The Knock Out roses I've planted didn't even lose their blooms when transplanted, which usually happens with other plants due to the shock of being moved from the container to the ground.
They're fast-growing plants that will fill in nicely as a background for shorter, colorful annuals. You see them popping up more and more in the landscape as people become acquainted with their looks and the ease of their establishment and care.
Intentionally exposing plants to diseases
During the breeding process, at one time Radler had more than 600 rose seedlings in his basement. He purposely inoculated these plants with black spot pathogens and used overhead sprinkling to induce disease. He did this to see which plants didn't become infected.
He settled on a cross between "Carefree Beauty" and "Razzle Dazzle," a floribunda rose. When this patented rose was released by Conard-Pyle and Star Roses, it sold 250,000 plants the first year.
It was recognized as an All-American Rose Selection and received the Texas Superstar Award and Arkansas Select Award.
Knock Out roses are a knockout
Radler's new plant, the Knock Out rose, ranges from 3 to 5 feet tall and equally wide. It produces multiple clusters of terminal blooms, each 3 to 3.5 inches across. These very light, fragrant flowers come in red, pink and blushing pink and will bloom from spring until frost.
Humidity doesn't seem to bother the Knock Out rose, and it's drought- and cold-tolerant. It's somewhat shade-tolerant but does need about six hours of full sun per day.
True to its low maintenance reputation, the Knock Out rose doesn't require deadheading and is resistant to aphids, powdery mildew and black spot, the scourge of rose enthusiasts.

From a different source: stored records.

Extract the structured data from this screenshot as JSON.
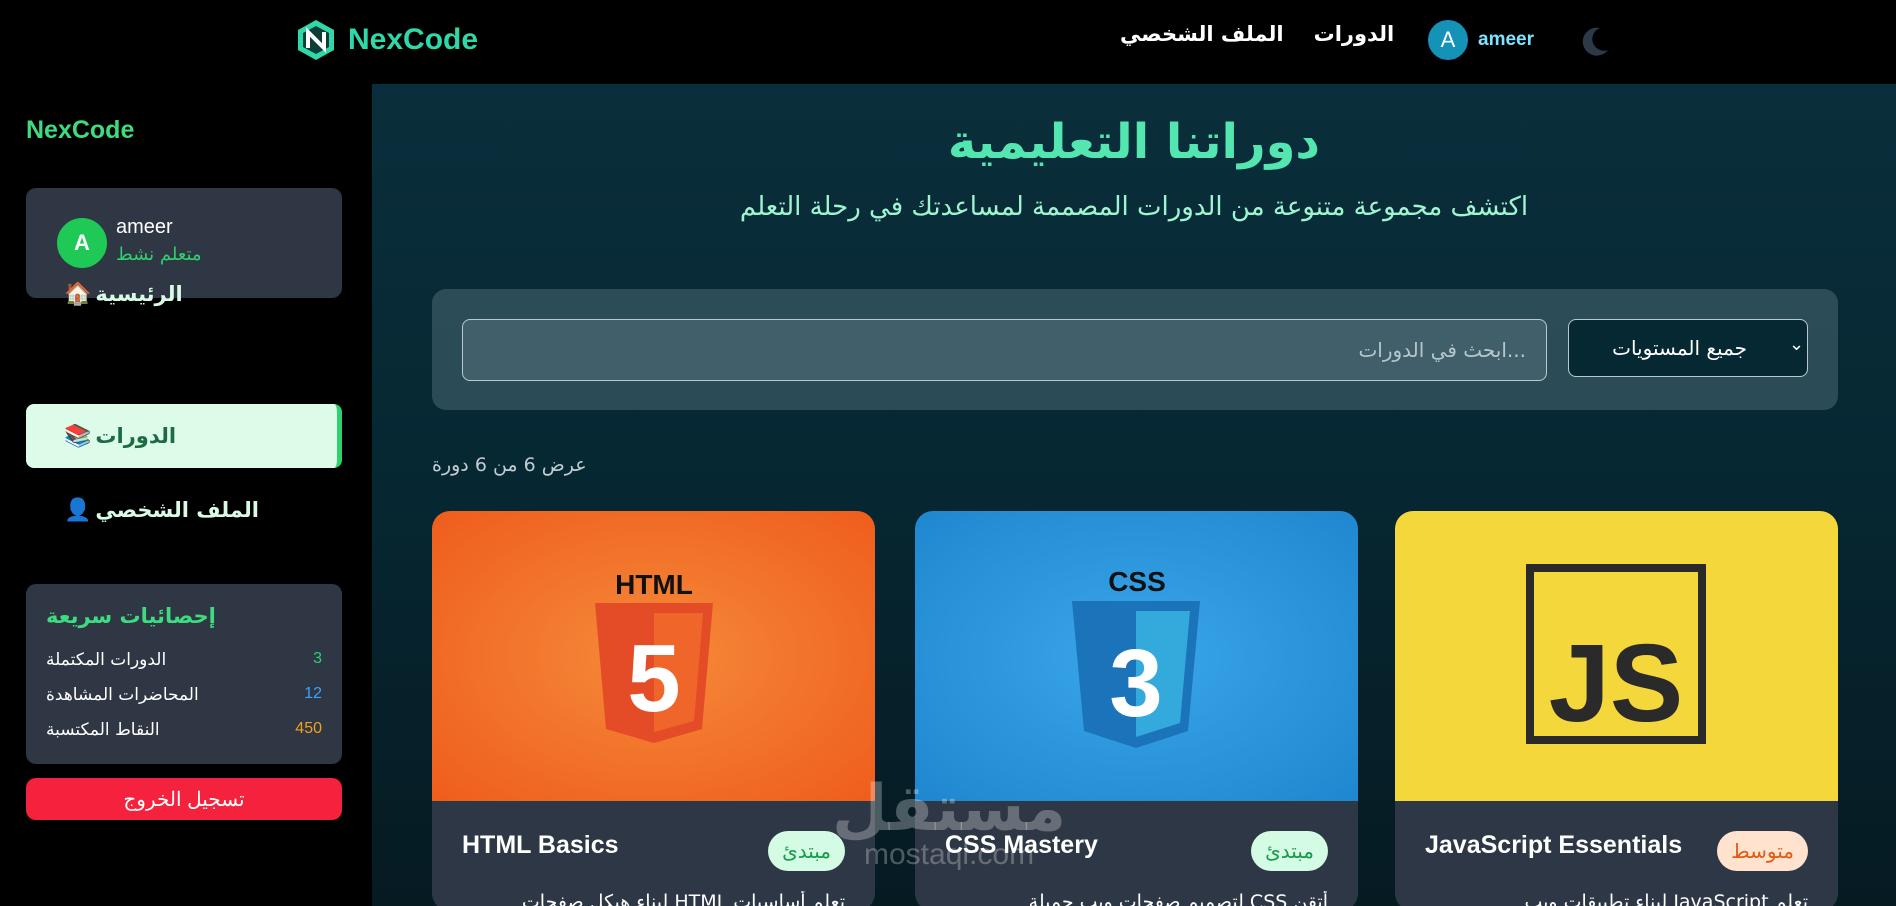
{
  "topbar": {
    "brand_name": "NexCode",
    "nav_courses": "الدورات",
    "nav_profile": "الملف الشخصي",
    "avatar_letter": "A",
    "user_name": "ameer",
    "theme_icon": "moon-icon"
  },
  "sidebar": {
    "brand_name": "NexCode",
    "user": {
      "avatar_letter": "A",
      "name": "ameer",
      "status": "متعلم نشط"
    },
    "items": [
      {
        "label": "الرئيسية",
        "emoji": "🏠",
        "active": false
      },
      {
        "label": "الدورات",
        "emoji": "📚",
        "active": true
      },
      {
        "label": "الملف الشخصي",
        "emoji": "👤",
        "active": false
      }
    ],
    "stats": {
      "title": "إحصائيات سريعة",
      "rows": [
        {
          "label": "الدورات المكتملة",
          "value": "3",
          "color": "#2fd06e"
        },
        {
          "label": "المحاضرات المشاهدة",
          "value": "12",
          "color": "#3aa3ff"
        },
        {
          "label": "النقاط المكتسبة",
          "value": "450",
          "color": "#f0a020"
        }
      ]
    },
    "logout_label": "تسجيل الخروج"
  },
  "main": {
    "title": "دوراتنا التعليمية",
    "subtitle": "اكتشف مجموعة متنوعة من الدورات المصممة لمساعدتك في رحلة التعلم",
    "search_placeholder": "...ابحث في الدورات",
    "level_filter": "جميع المستويات",
    "results_count": "عرض 6 من 6 دورة",
    "courses": [
      {
        "title": "HTML Basics",
        "level": "مبتدئ",
        "desc": "تعلم أساسيات HTML لبناء هيكل صفحات",
        "logo_text": "HTML",
        "logo_num": "5",
        "bg": "#f0621e"
      },
      {
        "title": "CSS Mastery",
        "level": "مبتدئ",
        "desc": "أتقن CSS لتصميم صفحات ويب جميلة",
        "logo_text": "CSS",
        "logo_num": "3",
        "bg": "#2390d9"
      },
      {
        "title": "JavaScript Essentials",
        "level": "متوسط",
        "desc": "تعلم JavaScript لبناء تطبيقات ويب",
        "logo_text": "JS",
        "bg": "#f4d73b"
      }
    ]
  },
  "watermark": {
    "arabic": "مستقل",
    "latin": "mostaql.com"
  }
}
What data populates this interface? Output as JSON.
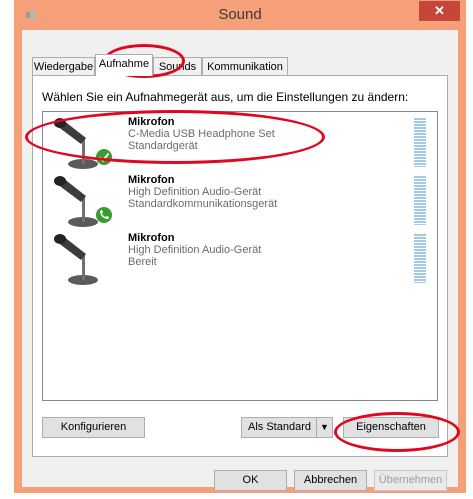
{
  "window": {
    "title": "Sound",
    "close_glyph": "✕"
  },
  "tabs": [
    {
      "label": "Wiedergabe"
    },
    {
      "label": "Aufnahme"
    },
    {
      "label": "Sounds"
    },
    {
      "label": "Kommunikation"
    }
  ],
  "instruction": "Wählen Sie ein Aufnahmegerät aus, um die Einstellungen zu ändern:",
  "devices": [
    {
      "name": "Mikrofon",
      "line1": "C-Media USB Headphone Set",
      "line2": "Standardgerät",
      "status_icon": "check-icon"
    },
    {
      "name": "Mikrofon",
      "line1": "High Definition Audio-Gerät",
      "line2": "Standardkommunikationsgerät",
      "status_icon": "phone-icon"
    },
    {
      "name": "Mikrofon",
      "line1": "High Definition Audio-Gerät",
      "line2": "Bereit",
      "status_icon": ""
    }
  ],
  "buttons": {
    "configure": "Konfigurieren",
    "set_default": "Als Standard",
    "properties": "Eigenschaften",
    "ok": "OK",
    "cancel": "Abbrechen",
    "apply": "Übernehmen"
  },
  "colors": {
    "titlebar": "#f5a078",
    "close": "#c7463a",
    "status_green": "#3a9b2f",
    "level_meter": "#a5c9ea",
    "annotation": "#e0081e"
  }
}
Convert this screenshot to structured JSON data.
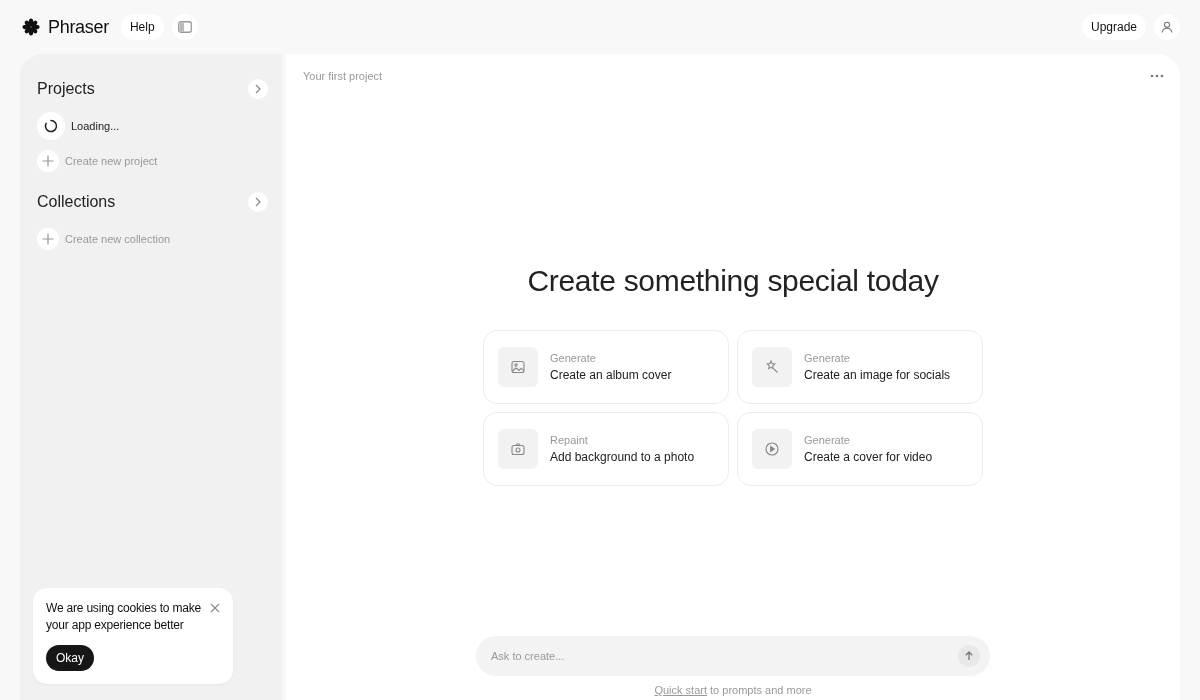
{
  "topbar": {
    "app_name": "Phraser",
    "help": "Help",
    "upgrade": "Upgrade"
  },
  "sidebar": {
    "sections": [
      {
        "title": "Projects",
        "items": [
          {
            "kind": "loading",
            "label": "Loading..."
          },
          {
            "kind": "create",
            "label": "Create new project"
          }
        ]
      },
      {
        "title": "Collections",
        "items": [
          {
            "kind": "create",
            "label": "Create new collection"
          }
        ]
      }
    ]
  },
  "main": {
    "breadcrumb": "Your first project",
    "heading": "Create something special today",
    "cards": [
      {
        "action": "Generate",
        "title": "Create an album cover"
      },
      {
        "action": "Generate",
        "title": "Create an image for socials"
      },
      {
        "action": "Repaint",
        "title": "Add background to a photo"
      },
      {
        "action": "Generate",
        "title": "Create a cover for video"
      }
    ],
    "prompt": {
      "placeholder": "Ask to create..."
    },
    "hint": {
      "link": "Quick start",
      "text": "to prompts and more"
    }
  },
  "cookie_banner": {
    "message": "We are using cookies to make your app experience better",
    "button": "Okay"
  }
}
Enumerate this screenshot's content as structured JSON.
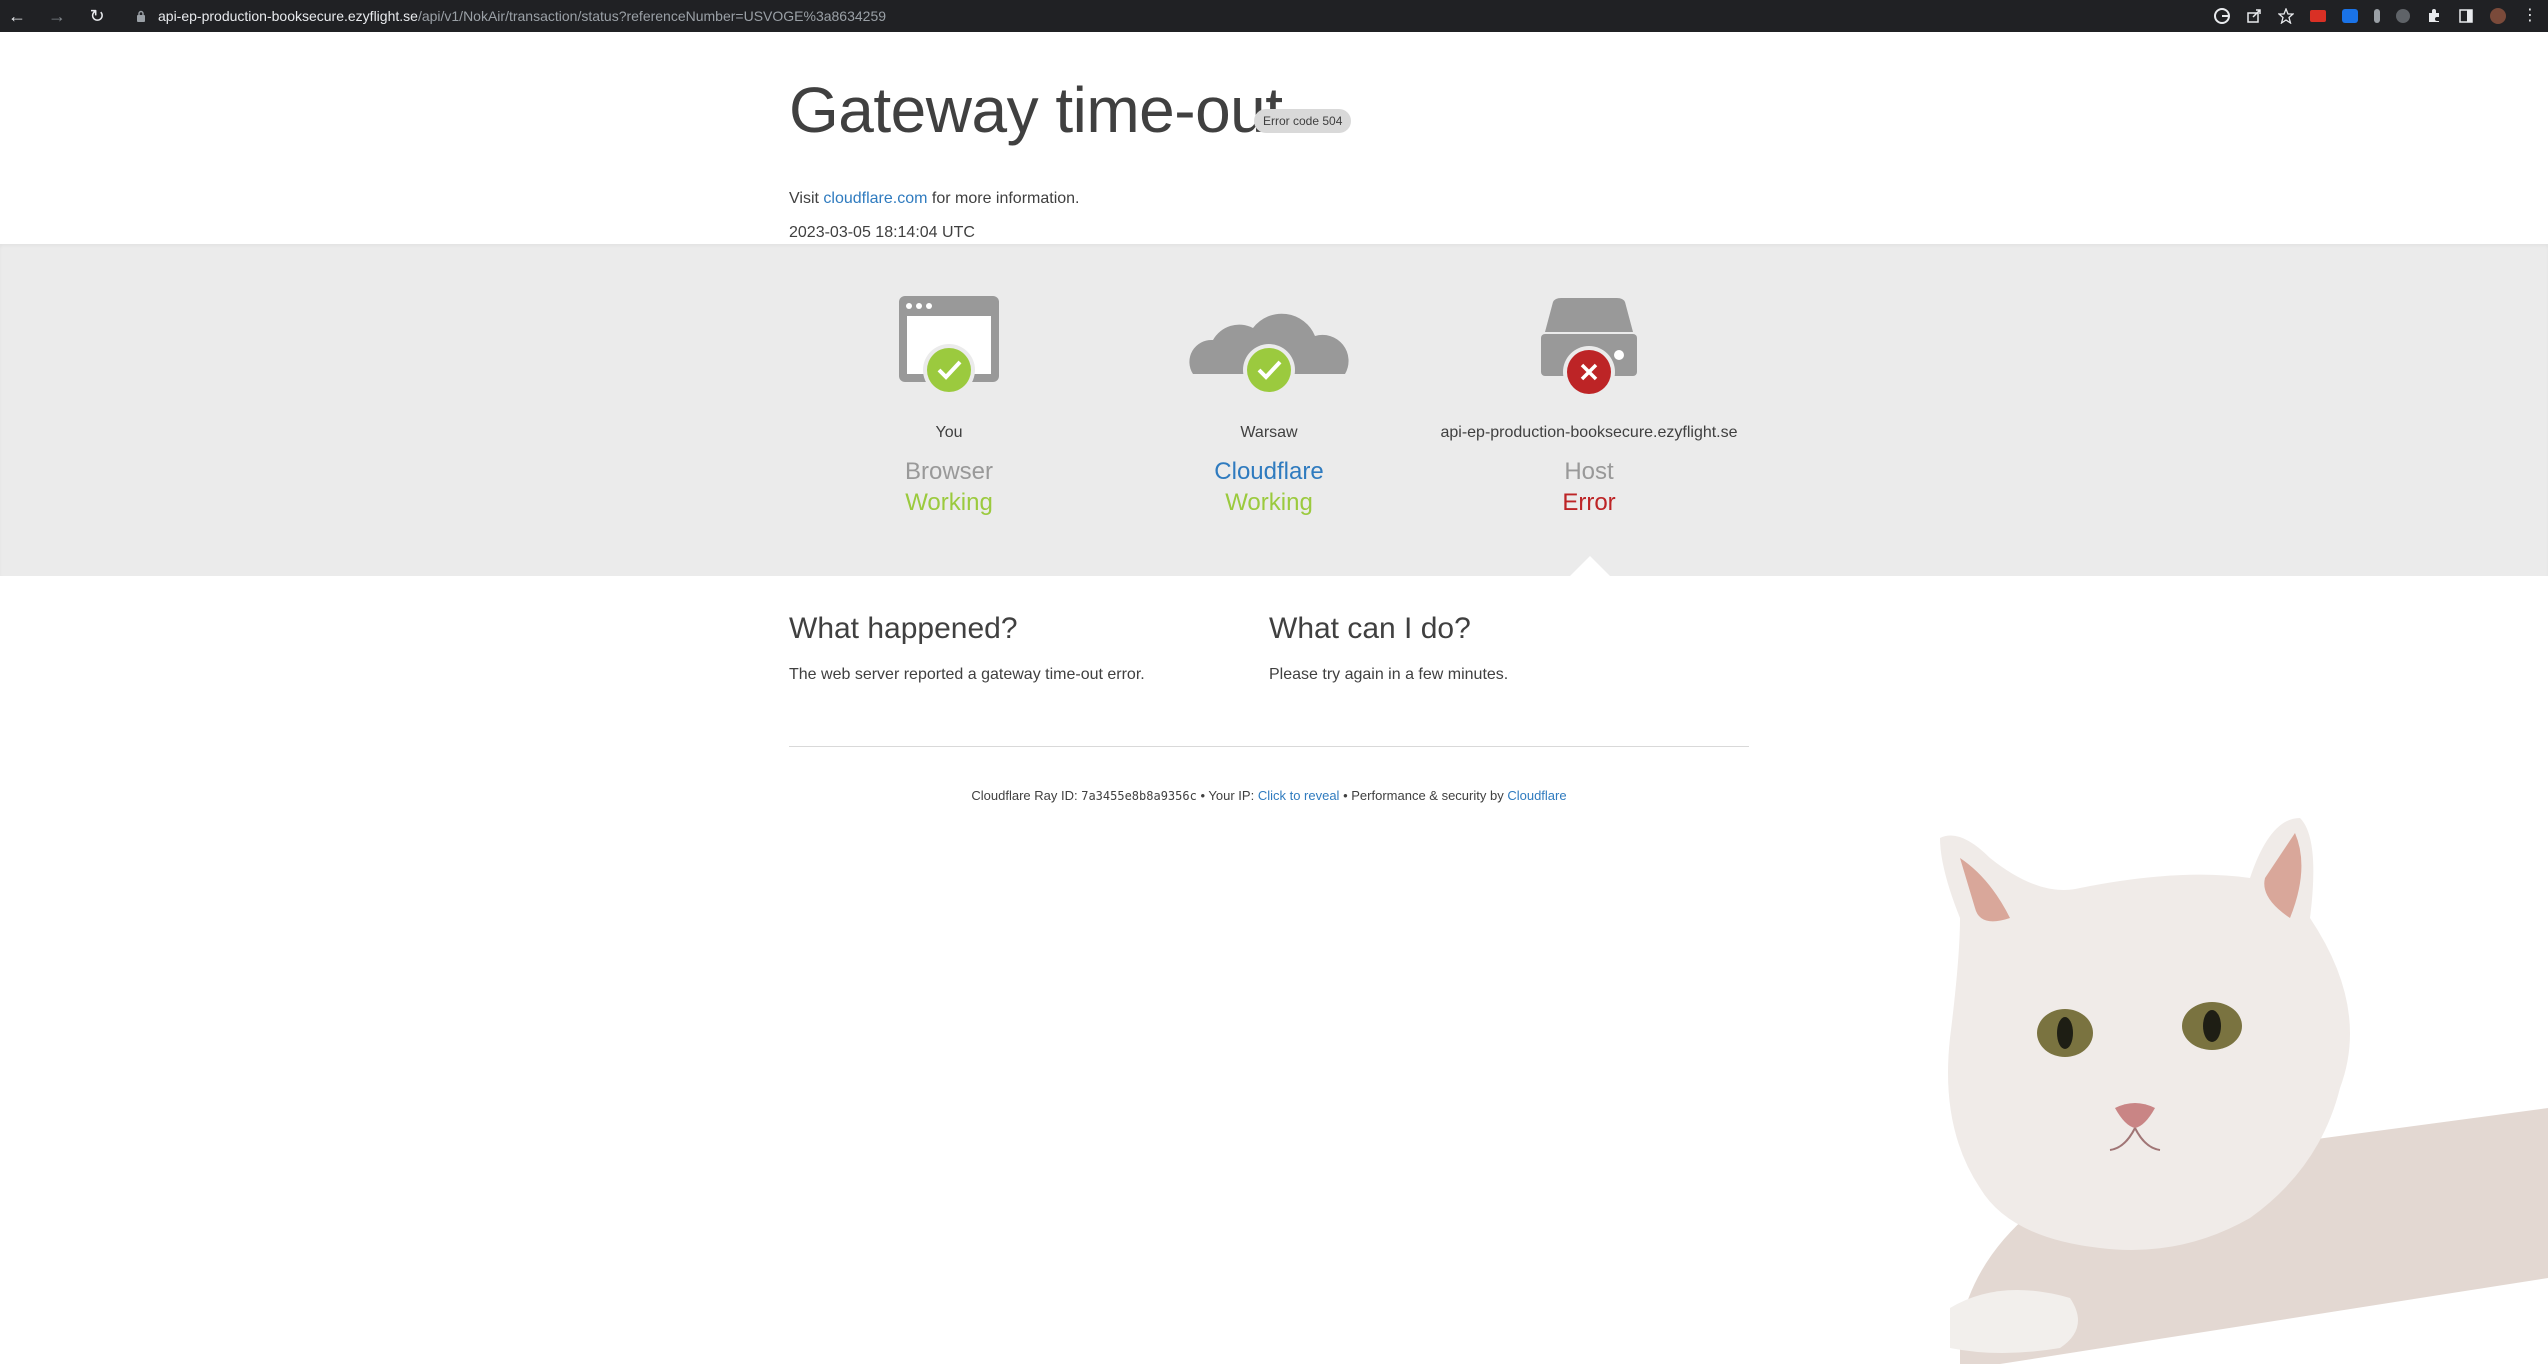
{
  "browser": {
    "url_host": "api-ep-production-booksecure.ezyflight.se",
    "url_path": "/api/v1/NokAir/transaction/status?referenceNumber=USVOGE%3a8634259"
  },
  "header": {
    "title": "Gateway time-out",
    "badge": "Error code 504",
    "visit_prefix": "Visit",
    "visit_link": "cloudflare.com",
    "visit_suffix": "for more information.",
    "timestamp": "2023-03-05 18:14:04 UTC"
  },
  "status": [
    {
      "place": "You",
      "role": "Browser",
      "state": "Working",
      "icon": "browser-window-icon",
      "ok": true
    },
    {
      "place": "Warsaw",
      "role": "Cloudflare",
      "state": "Working",
      "icon": "cloud-icon",
      "ok": true
    },
    {
      "place": "api-ep-production-booksecure.ezyflight.se",
      "role": "Host",
      "state": "Error",
      "icon": "server-icon",
      "ok": false
    }
  ],
  "info": {
    "happened_title": "What happened?",
    "happened_text": "The web server reported a gateway time-out error.",
    "cando_title": "What can I do?",
    "cando_text": "Please try again in a few minutes."
  },
  "footer": {
    "ray_label": "Cloudflare Ray ID:",
    "ray_id": "7a3455e8b8a9356c",
    "sep1": "•",
    "ip_label": "Your IP:",
    "ip_link": "Click to reveal",
    "sep2": "•",
    "perf_label": "Performance & security by",
    "perf_link": "Cloudflare"
  },
  "colors": {
    "working": "#9bca3e",
    "error": "#bd2426",
    "link": "#2f7bbf",
    "gray_band": "#ebebeb",
    "icon_gray": "#999999"
  }
}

Plant Knock Outs during their dormant season between November and April. (They are so tough, you could probably plant them anytime of year.) Choose a well-drained sites with good air movement.
It's perfect for grouped planting or even hedges. The foliage turns from a lustrous green to burgundy in the fall, and the new growth is slightly burgundy, too.
Lightly fertilize, prune slightly
These roses require a light fertilization every four to six weeks with a 12-6-6 or 10-20-10 fertilizer. Prune any canes growing straight up by simply cutting them in half. Pay close attention to the bud orientation, so they'll grow to fill in the gaps in the canopy and establish the desired shape.
Knock Out roses are practically foolproof. The only things I've seen that may cause problems are improper soil pH and not enough sunlight. To test your soil's pH, bring a soil sample and $8 to your local UGA Cooperative Extension office. To find your local office, call 1-800-ASK-UGA1.
We planted two this spring at the Cooperative Extension office in Louisville, and they've already grown to 3 feet by 3 feet with constant blooms. If you aren't an experienced rose grower, I think you'll be thrilled with these roses. If you're already a rose gardener, you'll love not having to spray for diseases and insects.
(Jim Crawford is the University of Georgia Cooperative Extension coordinator in Jefferson County.)